On July 13, 1969, Apollo 11’s Saturn V sat on launchpad 39A at Cape Canaveral. The pre-launch countdown was already underway though the actual final countdown wouldn’t start for another day and a half. Nevertheless, there was plenty of activity buzzing around the Cape, but the big news in space that day wasn’t the impending manned lunar landing attempt. It was Luna 15, the Soviet mission that would reach the Moon while Apollo 11 was in orbit.
The Luna Program
The Luna program was conceived in 1955 by Sergei Korolev, the powerhouse behind the Soviet Union’s early successes in space. Years before he helped launch history’s first artificial satellite, he wanted to develop a multi-stage version of the R-7 rocket (the one that launched Sputnik). This version would be powerful enough to fly large, sophisticated spacecraft to the Moon to explore the surface before the Americans got there. The climax of the program as he conceived of it was a sample return mission.
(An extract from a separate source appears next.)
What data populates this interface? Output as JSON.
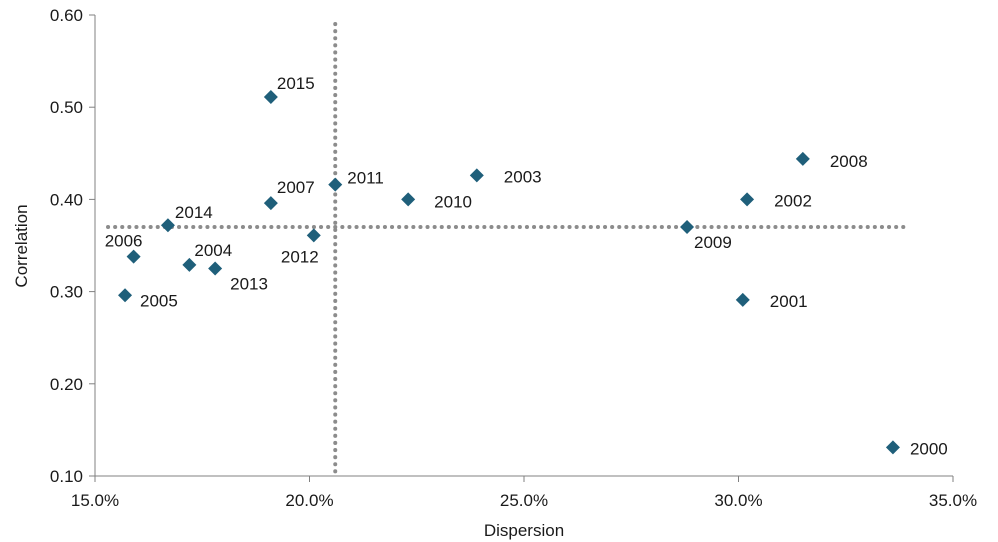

The sample return would be fairly simple. A modular spacecraft with a descent stage, ascent stage and Earth return vehicle would land on the surface. Once there, an instrument would then collect a sample and transfer it to the Earth return vehicle. Sample collection complete, the ascent stage would fire, sending the sample on its way back towards Earth. The descent stage would stay on the lunar surface.